Answer
The values of the functions are as follows:
$f+g=\frac{9x-1}{{{x}^{2}}-9}$ , $f-g=\frac{1}{x-3}$ , $fg=\frac{20{{x}^{2}}-6x-2}{\left( {{x}^{2}}-9 \right)\left( {{x}^{2}}-9 \right)}$ , and $\frac{f}{g}=\frac{5x+1}{4x-2}$.
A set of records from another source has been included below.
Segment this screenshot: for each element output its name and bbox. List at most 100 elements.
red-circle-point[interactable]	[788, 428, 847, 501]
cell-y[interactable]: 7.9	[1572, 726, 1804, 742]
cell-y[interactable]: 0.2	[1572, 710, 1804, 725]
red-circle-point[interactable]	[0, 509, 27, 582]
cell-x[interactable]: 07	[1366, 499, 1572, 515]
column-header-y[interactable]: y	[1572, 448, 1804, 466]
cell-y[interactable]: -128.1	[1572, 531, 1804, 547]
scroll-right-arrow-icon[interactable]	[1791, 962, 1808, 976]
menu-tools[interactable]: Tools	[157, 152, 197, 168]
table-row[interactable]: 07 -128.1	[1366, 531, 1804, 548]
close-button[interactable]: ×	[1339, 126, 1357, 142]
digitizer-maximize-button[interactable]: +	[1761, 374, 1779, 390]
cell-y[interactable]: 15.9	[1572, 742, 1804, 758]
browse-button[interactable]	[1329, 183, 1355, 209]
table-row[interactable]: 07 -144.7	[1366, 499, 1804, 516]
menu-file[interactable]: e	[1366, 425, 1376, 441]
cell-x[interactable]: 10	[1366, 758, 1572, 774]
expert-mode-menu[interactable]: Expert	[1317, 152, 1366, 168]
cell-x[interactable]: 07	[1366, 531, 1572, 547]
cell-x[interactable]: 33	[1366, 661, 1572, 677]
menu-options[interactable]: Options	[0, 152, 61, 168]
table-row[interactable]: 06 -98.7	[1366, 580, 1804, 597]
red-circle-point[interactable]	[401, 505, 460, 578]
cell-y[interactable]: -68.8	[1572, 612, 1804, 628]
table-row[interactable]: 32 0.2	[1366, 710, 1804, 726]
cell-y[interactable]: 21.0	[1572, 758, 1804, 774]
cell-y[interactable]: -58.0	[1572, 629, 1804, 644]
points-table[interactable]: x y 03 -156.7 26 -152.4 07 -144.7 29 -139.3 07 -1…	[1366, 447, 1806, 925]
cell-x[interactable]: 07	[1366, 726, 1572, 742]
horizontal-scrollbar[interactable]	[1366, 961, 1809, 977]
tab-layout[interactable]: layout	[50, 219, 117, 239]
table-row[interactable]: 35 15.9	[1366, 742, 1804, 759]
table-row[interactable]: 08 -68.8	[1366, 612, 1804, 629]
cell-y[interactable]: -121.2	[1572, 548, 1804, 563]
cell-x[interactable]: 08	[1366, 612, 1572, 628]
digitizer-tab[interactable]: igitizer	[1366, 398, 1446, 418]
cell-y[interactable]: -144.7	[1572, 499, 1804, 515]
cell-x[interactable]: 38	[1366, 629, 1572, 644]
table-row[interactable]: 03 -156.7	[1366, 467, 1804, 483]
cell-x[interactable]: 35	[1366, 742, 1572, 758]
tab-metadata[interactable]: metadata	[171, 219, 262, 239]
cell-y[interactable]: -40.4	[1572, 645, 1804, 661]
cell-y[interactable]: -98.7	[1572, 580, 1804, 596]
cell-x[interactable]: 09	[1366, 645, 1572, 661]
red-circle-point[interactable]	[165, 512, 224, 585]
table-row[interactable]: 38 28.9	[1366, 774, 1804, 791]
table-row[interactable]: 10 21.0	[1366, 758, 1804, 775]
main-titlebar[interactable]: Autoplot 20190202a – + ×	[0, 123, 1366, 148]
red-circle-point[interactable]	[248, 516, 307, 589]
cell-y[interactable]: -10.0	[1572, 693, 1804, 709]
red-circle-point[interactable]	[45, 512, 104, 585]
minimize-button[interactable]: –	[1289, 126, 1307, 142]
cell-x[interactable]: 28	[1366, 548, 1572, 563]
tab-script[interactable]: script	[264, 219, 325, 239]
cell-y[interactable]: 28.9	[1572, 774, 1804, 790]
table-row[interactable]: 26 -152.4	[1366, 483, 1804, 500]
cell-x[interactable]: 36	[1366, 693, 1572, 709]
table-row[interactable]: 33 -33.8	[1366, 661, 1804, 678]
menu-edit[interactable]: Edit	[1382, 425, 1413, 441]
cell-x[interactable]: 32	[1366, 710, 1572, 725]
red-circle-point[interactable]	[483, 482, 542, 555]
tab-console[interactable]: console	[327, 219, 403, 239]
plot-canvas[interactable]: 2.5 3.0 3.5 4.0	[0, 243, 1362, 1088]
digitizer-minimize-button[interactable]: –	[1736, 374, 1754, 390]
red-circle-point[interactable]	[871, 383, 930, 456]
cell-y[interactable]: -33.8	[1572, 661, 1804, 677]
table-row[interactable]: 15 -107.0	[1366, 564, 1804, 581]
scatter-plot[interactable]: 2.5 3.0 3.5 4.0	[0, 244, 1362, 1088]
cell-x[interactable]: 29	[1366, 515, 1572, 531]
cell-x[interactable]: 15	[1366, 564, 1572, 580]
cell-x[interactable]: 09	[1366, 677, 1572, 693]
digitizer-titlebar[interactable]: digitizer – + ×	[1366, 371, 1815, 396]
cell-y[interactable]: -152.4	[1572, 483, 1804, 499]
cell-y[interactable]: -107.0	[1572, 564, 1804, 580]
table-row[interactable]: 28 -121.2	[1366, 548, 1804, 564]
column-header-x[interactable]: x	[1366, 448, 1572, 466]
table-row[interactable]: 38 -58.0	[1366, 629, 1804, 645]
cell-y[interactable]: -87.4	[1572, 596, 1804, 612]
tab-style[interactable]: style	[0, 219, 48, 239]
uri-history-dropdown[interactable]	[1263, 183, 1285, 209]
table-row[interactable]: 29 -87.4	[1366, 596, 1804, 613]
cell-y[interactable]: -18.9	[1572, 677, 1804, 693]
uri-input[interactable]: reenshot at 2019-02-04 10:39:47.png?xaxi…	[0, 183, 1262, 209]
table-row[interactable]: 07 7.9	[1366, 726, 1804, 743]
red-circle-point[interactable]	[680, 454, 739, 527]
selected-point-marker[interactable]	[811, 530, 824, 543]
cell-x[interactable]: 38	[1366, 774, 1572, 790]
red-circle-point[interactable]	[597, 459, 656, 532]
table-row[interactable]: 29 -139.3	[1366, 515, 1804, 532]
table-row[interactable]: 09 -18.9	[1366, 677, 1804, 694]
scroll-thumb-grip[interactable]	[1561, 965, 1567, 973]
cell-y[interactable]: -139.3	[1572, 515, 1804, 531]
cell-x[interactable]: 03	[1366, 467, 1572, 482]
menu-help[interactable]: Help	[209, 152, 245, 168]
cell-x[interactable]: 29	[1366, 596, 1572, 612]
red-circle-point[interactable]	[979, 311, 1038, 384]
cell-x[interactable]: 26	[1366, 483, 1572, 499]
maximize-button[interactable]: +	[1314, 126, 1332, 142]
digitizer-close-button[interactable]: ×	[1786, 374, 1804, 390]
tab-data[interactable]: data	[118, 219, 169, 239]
The domain of $f-g$ , $f+g$, and $fg$ is $\left( -\infty ,-3 \right)\cup \left( -3,3 \right)\cup \left( 3,\infty \right)$ and that of $\frac{f}{g}$ is $\left( -\infty ,-3 \right)\cup \left( -3,\frac{1}{2} \right)\cup \left( \frac{1}{2},3 \right)\cup \left( 3,\infty \right)$.
Work Step by Step
Calculate the value of $f+g$ as shown below to get,
$\begin{align}
& \left( f+g \right)\left( x \right)=f\left( x \right)+g\left( x \right) \\
& =\frac{5x+1}{{{x}^{2}}-9}+\frac{4x-2}{{{x}^{2}}-9} \\
& =\frac{5x+1+4x-2}{{{x}^{2}}-9} \\
& =\frac{9x-1}{{{x}^{2}}-9}
\end{align}$
Calculate the value of $f-g$ as shown below to get,
$\begin{align}
& \left( f-g \right)\left( x \right)=f\left( x \right)-g\left( x \right) \\
& =\frac{5x+1}{{{x}^{2}}-9}-\frac{4x-2}{{{x}^{2}}-9} \\
& =\frac{5x+1-4x+2}{{{x}^{2}}-9} \\
& =\frac{x+3}{{{x}^{2}}-9} \\
& =\frac{x+3}{\left( x+3 \right)\left( x-3 \right)} \\
& =\frac{1}{x-3}
\end{align}$
Calculate the value of $fg$ as shown below to get,
$\begin{align}
& \left( fg \right)\left( x \right)=f\left( x \right)g\left( x \right) \\
& =\frac{5x+1}{{{x}^{2}}-9}\left( \frac{4x-2}{{{x}^{2}}-9} \right) \\
& =\frac{\left( 5x+1 \right)\left( 4x-2 \right)}{\left( {{x}^{2}}-9 \right)\left( {{x}^{2}}-9 \right)} \\
& =\frac{20{{x}^{2}}-10x+4x-2}{\left( {{x}^{2}}-9 \right)\left( {{x}^{2}}-9 \right)} \\
& =\frac{20{{x}^{2}}-6x-2}{\left( {{x}^{2}}-9 \right)\left( {{x}^{2}}-9 \right)}
\end{align}$
Calculate the value of $\frac{f}{g}$ as shown below to get,
$\begin{align}
& \left( \frac{f}{g} \right)\left( x \right)=\frac{f\left( x \right)}{g\left( x \right)} \\
& =\frac{\left( \frac{5x+1}{{{x}^{2}}-9} \right)}{\left( \frac{4x-2}{{{x}^{2}}-9} \right)} \\
& =\frac{5x+1}{4x-2}
\end{align}$
If the functions $f+g$ , $f-g$ and $fg$ contain division by zero, they will be undefined. So, put the denominator ${{x}^{2}}-9$ equal to zero.
$\begin{align}
& {{x}^{2}}-9=0 \\
& x=\pm \sqrt{9} \\
& x=\pm 3
\end{align}$
Now, the domain of the function $f+g$ , $f-g$ and $fg$ is all the real numbers except 3 and -3.
Therefore, the domain of functions $f-g$ and $fg$ is $\left( -\infty ,-3 \right)\cup \left( -3,3 \right)\cup \left( 3,\infty \right)$.
In the function $\frac{f}{g}$, division by zero is undefined. So, put the denominator $4x-2$ equal to zero.
$\begin{align}
& 4x-2=0 \\
& 4x=2 \\
& x=\frac{2}{4} \\
& x=\frac{1}{2}
\end{align}$
Now, the domain of the function $\frac{f}{g}$ is all the real numbers except $\frac{1}{2}$.
Therefore, the domain of the functions $\frac{f}{g}$ is $\left( -\infty ,-3 \right)\cup \left( -3,\frac{1}{2} \right)\cup \left( \frac{1}{2},3 \right)\cup \left( 3,\infty \right)$.